Gestern hatte sie unter ihr geschlafen.
Schmucklose, graue Fabrikhallen, die sich nur kurz neben mir aufhielten und hinter mir verschwanden. Nicht wert, den Kopf zu drehen. Weiß der Teufel, was in ihrem Inneren hergestellt wurde. Etwas, das irgendjemandem Geld einbrachte, am wenigsten denen, die an den Toren standen und hastig an ihren Zigaretten zogen. Alter dreckiger Beton, rissig, Graffitis mit hellen Flecken überall da, wo der bemalte Putz abgebröckelt war.
Sie war zugestiegen und hatte sich mir gegenübergesetzt, obwohl der ganze Zug leer war.
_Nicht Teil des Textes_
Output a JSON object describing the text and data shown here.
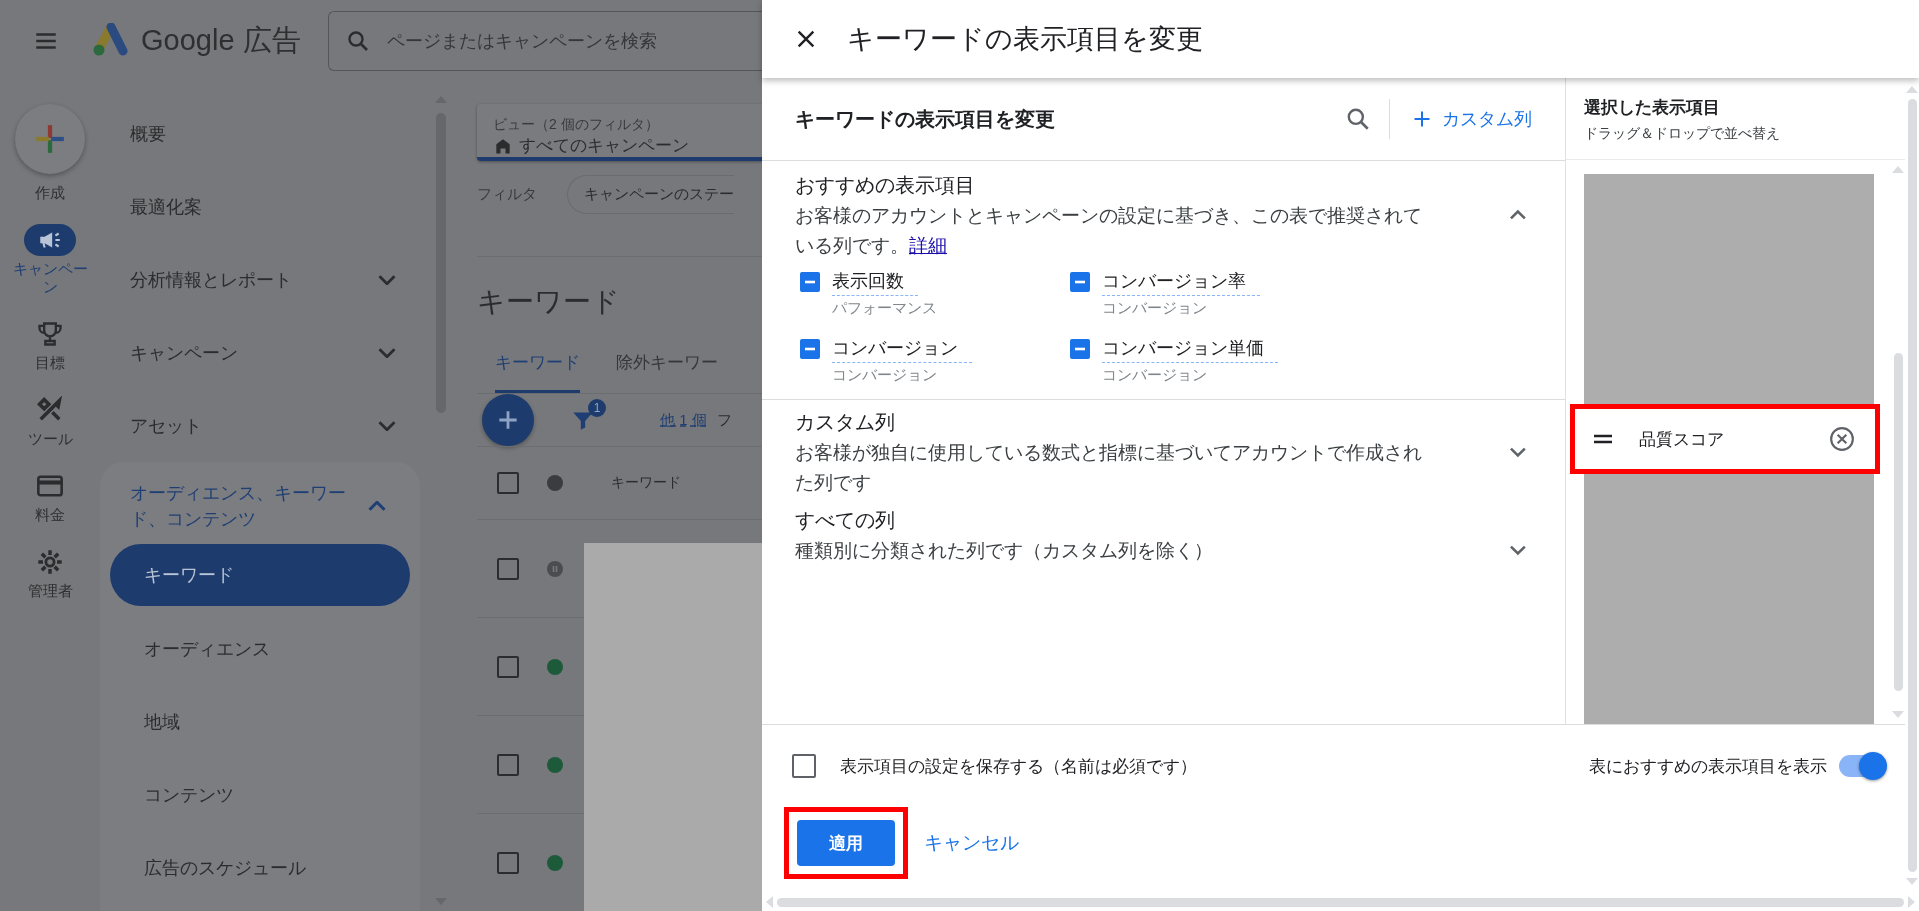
{
  "app": {
    "product": "Google 広告",
    "search": {
      "placeholder": "ページまたはキャンペーンを検索"
    }
  },
  "rail": [
    {
      "kind": "create",
      "label": "作成",
      "selected": false
    },
    {
      "kind": "campaigns",
      "label": "キャンペーン",
      "selected": true
    },
    {
      "kind": "goals",
      "label": "目標",
      "selected": false
    },
    {
      "kind": "tools",
      "label": "ツール",
      "selected": false
    },
    {
      "kind": "billing",
      "label": "料金",
      "selected": false
    },
    {
      "kind": "admin",
      "label": "管理者",
      "selected": false
    }
  ],
  "nav": [
    {
      "label": "概要",
      "kind": "link"
    },
    {
      "label": "最適化案",
      "kind": "link"
    },
    {
      "label": "分析情報とレポート",
      "kind": "group",
      "expanded": false
    },
    {
      "label": "キャンペーン",
      "kind": "group",
      "expanded": false
    },
    {
      "label": "アセット",
      "kind": "group",
      "expanded": false
    },
    {
      "label": "オーディエンス、キーワード、コンテンツ",
      "kind": "group",
      "expanded": true,
      "children": [
        {
          "label": "キーワード",
          "selected": true
        },
        {
          "label": "オーディエンス",
          "selected": false
        },
        {
          "label": "地域",
          "selected": false
        },
        {
          "label": "コンテンツ",
          "selected": false
        },
        {
          "label": "広告のスケジュール",
          "selected": false
        }
      ]
    }
  ],
  "main": {
    "view": {
      "label": "ビュー（2 個のフィルタ）",
      "value": "すべてのキャンペーン"
    },
    "filter": {
      "label": "フィルタ",
      "chip": "キャンペーンのステー"
    },
    "title": "キーワード",
    "tabs": [
      {
        "label": "キーワード",
        "selected": true
      },
      {
        "label": "除外キーワー",
        "selected": false
      }
    ],
    "toolbar": {
      "filter_badge": "1",
      "more_link": "他 1 個",
      "cut_text": "フ"
    },
    "table": {
      "header": {
        "label": "キーワード",
        "color": "#3b3c3f",
        "checked": false
      },
      "rows": [
        {
          "kind": "paused",
          "color": "#4b4c4f",
          "checked": false
        },
        {
          "kind": "enabled",
          "color": "#1d5a3a",
          "checked": false
        },
        {
          "kind": "enabled",
          "color": "#1d5a3a",
          "checked": false
        },
        {
          "kind": "enabled",
          "color": "#1d5a3a",
          "checked": false
        }
      ]
    }
  },
  "panel": {
    "title": "キーワードの表示項目を変更",
    "heading": "キーワードの表示項目を変更",
    "custom_column_button": "カスタム列",
    "sections": [
      {
        "title": "おすすめの表示項目",
        "description": "お客様のアカウントとキャンペーンの設定に基づき、この表で推奨されている列です。",
        "link": "詳細",
        "expanded": true,
        "columns": [
          {
            "label": "表示回数",
            "category": "パフォーマンス",
            "checked": true
          },
          {
            "label": "コンバージョン率",
            "category": "コンバージョン",
            "checked": true
          },
          {
            "label": "コンバージョン",
            "category": "コンバージョン",
            "checked": true
          },
          {
            "label": "コンバージョン単価",
            "category": "コンバージョン",
            "checked": true
          }
        ]
      },
      {
        "title": "カスタム列",
        "description": "お客様が独自に使用している数式と指標に基づいてアカウントで作成された列です",
        "expanded": false
      },
      {
        "title": "すべての列",
        "description": "種類別に分類された列です（カスタム列を除く）",
        "expanded": false
      }
    ],
    "selected": {
      "title": "選択した表示項目",
      "hint": "ドラッグ＆ドロップで並べ替え",
      "items": [
        {
          "label": "品質スコア"
        }
      ]
    },
    "footer": {
      "save": {
        "label": "表示項目の設定を保存する（名前は必須です）",
        "checked": false
      },
      "recommend_toggle": {
        "label": "表におすすめの表示項目を表示",
        "on": true
      },
      "apply": "適用",
      "cancel": "キャンセル"
    }
  }
}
Sie sprach kein Wort.
Die Hallen draußen waren noch da. Andere nun, die nicht anders aussahen. Aber es stand jetzt kein Mensch mehr davor. Wir verließen die Stadt. Wir verließen die Menschen. Der Schienenweg führte an einem schmalen Fluss entlang, der schmutziges Wasser und Müll führte. Vorstadt wie aus einem Endzeit-Movie, die Welt wie nach der Bombe. Manche der Fensterläden hatten sich noch verblichene grüne oder braune Flecken bewahrt, die bei genauerem Hinsehen doch nur grau waren. Der Farbeindruck nur ein Wunsch meiner Vorstellung, die sich nicht darauf einstellen wollte, dass dieses B-Movie in Schwarz-Weiß gedreht war.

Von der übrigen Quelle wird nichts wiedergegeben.